Décadas depois
[...] Meto-lhe a pena goela adentro. E solitariamente, pouco a pouco, Do bojo tiro a pena, rasa em tinta... Alphonsus de Guimarães (Kiriale) |
O autor entra no poema
com o seu desespero noturno
e um tinteiro
em formato de cabeça de corvo.
No corvo-tinteiro
Alphonsus mergulha a pena
e logo elabora
as estrofes trêmulas de um louco,
embora combinando bons decassílabos
com versos hexassilábicos
sem perder o senso de simetria.
A pena
não nos decepciona na sua arte:
é instrumento de trabalho,
dor
e parte sutil do pássaro
cheio de tinta e silêncio
de que nasceu “A cabeça do corvo” de Kiriale.
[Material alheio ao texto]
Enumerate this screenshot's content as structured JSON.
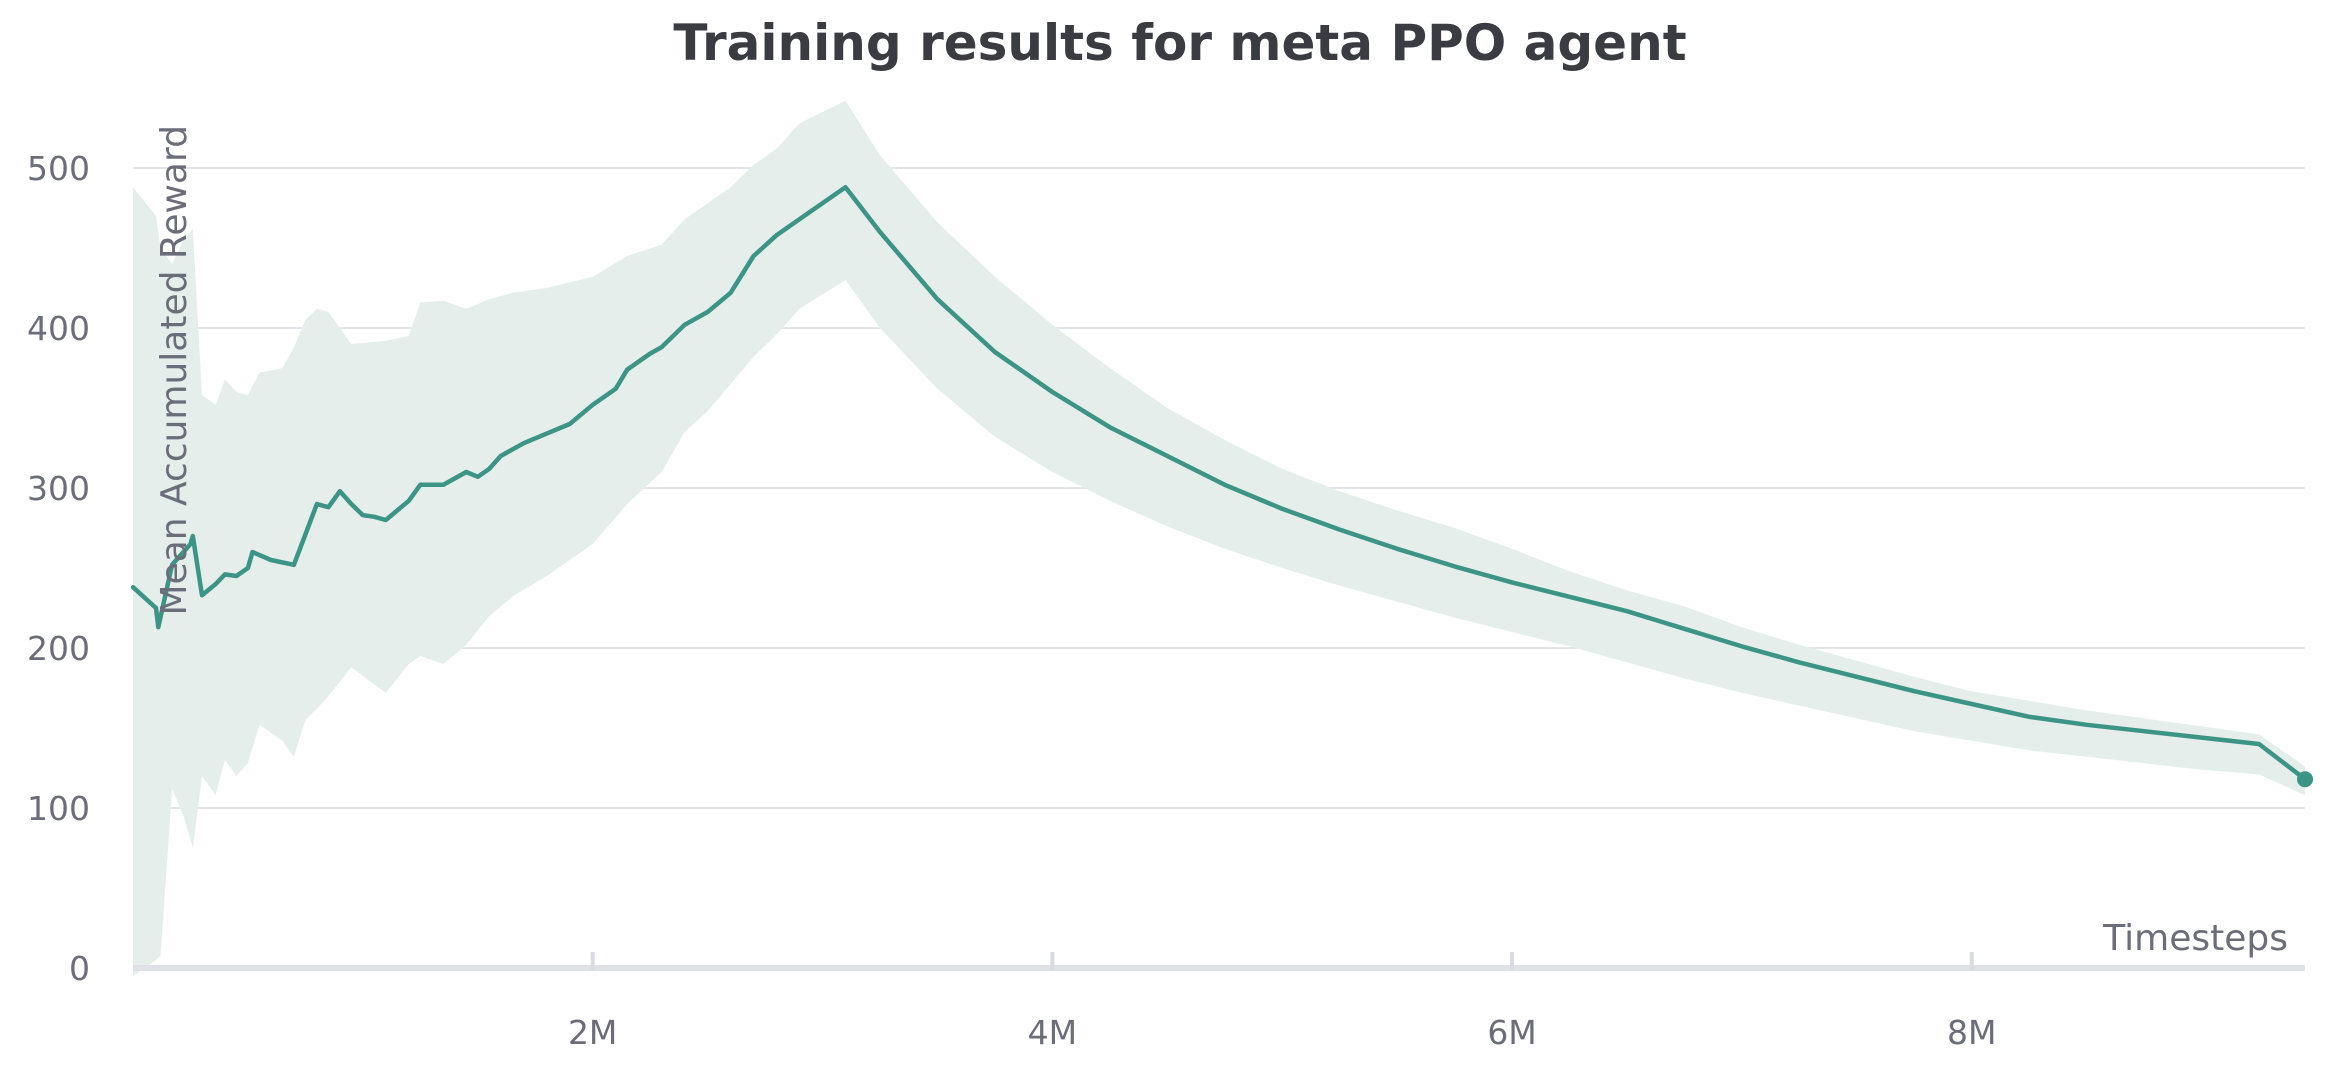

Isto em melancolias de 1902.
Um século e treze anos após
(soma muito sombria)
o tempo seria de mouses,
teclados,
erros humanos lucrativos,
mais do que pena,
pânico,
terror ecológico:
um 2015 macabro, marcado
não por esqueletos, imagens de cemitério,
mas por uma Mariana mineira
coberta de barro venenoso,
veneno barrento
invadindo outras cidades,
rios e mares indefesos, fedor industrial
para o qual não há tinta
poética suficiente.
Tampouco o símbolo do corvo
parece soar com ju$tiça
ou agouro apropriado
em nosso agora de desatinos coletivos.
2
Eia,
Samarco!
Teu nome inspirante
já andava contido
nos fonemas amargos da palavra
Sarcasmo.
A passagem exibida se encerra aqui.